La fin de la décennie 1980 marquée par la chute du cours du pétrole plonge le pays dans une crise
économique. En échos aux revendications démocratiques en Afrique francophone consécutives, en
partie, au discours du Président Français, François Mitterrand, à la Baule au début des années 1990, 7
et en réaction aux politiques d’ajustements structurels « imposés » par les bailleurs de fonds
internationaux, des manifestations et des grèves violentes secouent profondément les fondamentaux
du système Bongo entre 1987 et 1989. Ce dernier concède des négociations qui aboutissent, entre
autres, à la tenue de la Conférence nationale en mars – avril 1990. D’importantes réformes politiques
ont été préconisées par cette Conférence en particulier, la création d'un sénat, la liberté de
rassemblement, de presse et d’association qui donne naissance à quelques 75 partis et associations
politiques, ainsi que la liberté de mouvement à travers l’abolition du visa de sortie obligatoire jusque-là
en vigueur pour les citoyens gabonais. Un gouvernement transitoire mené par un nouveau Premier
ministre, Casimir Oye-Mba, est mis en place, de même qu’une assemblée constituante qui,
conjointement avec l’assemblée nationale, élabore une nouvelle constitution qui entre en vigueur en
mars 1991.
Les premières élections législatives multipartites sont organisées en septembre – octobre 1990.
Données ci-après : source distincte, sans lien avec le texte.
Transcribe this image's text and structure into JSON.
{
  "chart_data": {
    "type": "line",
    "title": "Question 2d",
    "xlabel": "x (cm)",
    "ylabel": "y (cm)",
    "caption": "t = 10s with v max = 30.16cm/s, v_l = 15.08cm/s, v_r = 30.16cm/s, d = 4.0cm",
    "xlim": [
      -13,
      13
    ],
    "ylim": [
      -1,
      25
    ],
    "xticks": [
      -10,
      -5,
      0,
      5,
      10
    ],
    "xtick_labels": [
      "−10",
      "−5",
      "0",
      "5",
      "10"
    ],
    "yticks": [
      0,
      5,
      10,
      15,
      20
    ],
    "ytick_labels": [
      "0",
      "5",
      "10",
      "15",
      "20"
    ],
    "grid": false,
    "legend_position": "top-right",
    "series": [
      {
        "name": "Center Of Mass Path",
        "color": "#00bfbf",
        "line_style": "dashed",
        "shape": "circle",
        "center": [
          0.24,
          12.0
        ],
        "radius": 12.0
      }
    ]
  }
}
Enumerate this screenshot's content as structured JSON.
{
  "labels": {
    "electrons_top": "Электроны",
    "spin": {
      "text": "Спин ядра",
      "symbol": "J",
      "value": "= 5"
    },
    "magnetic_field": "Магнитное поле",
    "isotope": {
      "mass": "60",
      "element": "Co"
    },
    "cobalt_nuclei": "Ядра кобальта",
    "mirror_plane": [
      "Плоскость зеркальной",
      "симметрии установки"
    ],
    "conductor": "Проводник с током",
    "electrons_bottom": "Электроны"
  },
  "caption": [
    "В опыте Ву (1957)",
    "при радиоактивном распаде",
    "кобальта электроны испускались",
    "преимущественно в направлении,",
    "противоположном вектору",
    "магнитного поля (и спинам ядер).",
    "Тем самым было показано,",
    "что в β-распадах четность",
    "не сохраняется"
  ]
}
Partiellement boycottées par l’opposition, et loin de remettre en cause l’hégémonie du PDG sur le
paysage politique gabonais, ces scrutins confortent l’assise nationale du parti présidentiel qui
conserve la majorité des sièges au parlement (63 sièges sur 120). Mais, les sièges occupés par
l’opposition traduisent bien un tournant démocratique en rupture avec l’ancien système. Il convient de
rappeler qu’avant ces scrutins, les députés étaient désignés conformément à la Constitution du 15
avril 1975 (article 5).
Contestée par l’opposition, la réélection du Président Omar Bongo en décembre 1993 donne lieu à de
violentes émeutes qui contraignent le pouvoir à ouvrir des négociations. Celles-ci se concluent par la
signature des Accords de Paris en novembre 1994 qui prévoient l’instauration d’un gouvernement
d’union nationale comprenant plusieurs représentants de l'opposition. Nonobstant ce dégel, les
relations entre le Pouvoir et l’Opposition restent fortement empruntes d’un manque de confiance. Le
Président O. Bongo a, toutefois, su amortir les velléités contre son système politique et se maintenir à
la tête du Gabon en remportant toutes les élections présidentielles successives jusqu’en 2005, avant
sa mort en 2009.
Après le décès du président Omar BONGO ONDIMBA (2009), s’ouvre une période de transition
politique, qui se déroule pacifiquement et conformément aux prescriptions constitutionnelles. Cette
transition politique est sanctionnée par une élection présidentielle anticipée en août 2009, à l’issue de
laquelle Ali BONGO ONDIMBA est déclaré vainqueur avec 42% des suffrages, devant Pierre
MAMBOUNDOU (26%) et André MBA OBAME (25%). Sur 807.402 électeurs inscrits, les résultats
officiels mentionnent 357.621 votants dont 17.443 bulletins nuls et 340 178 suffrages valablement
exprimés, soit un taux de participation de 44.29%. Avant la proclamation officielle des résultats, André
MBA OBAME s’était auto-désigné vainqueur de l’élection présidentielle.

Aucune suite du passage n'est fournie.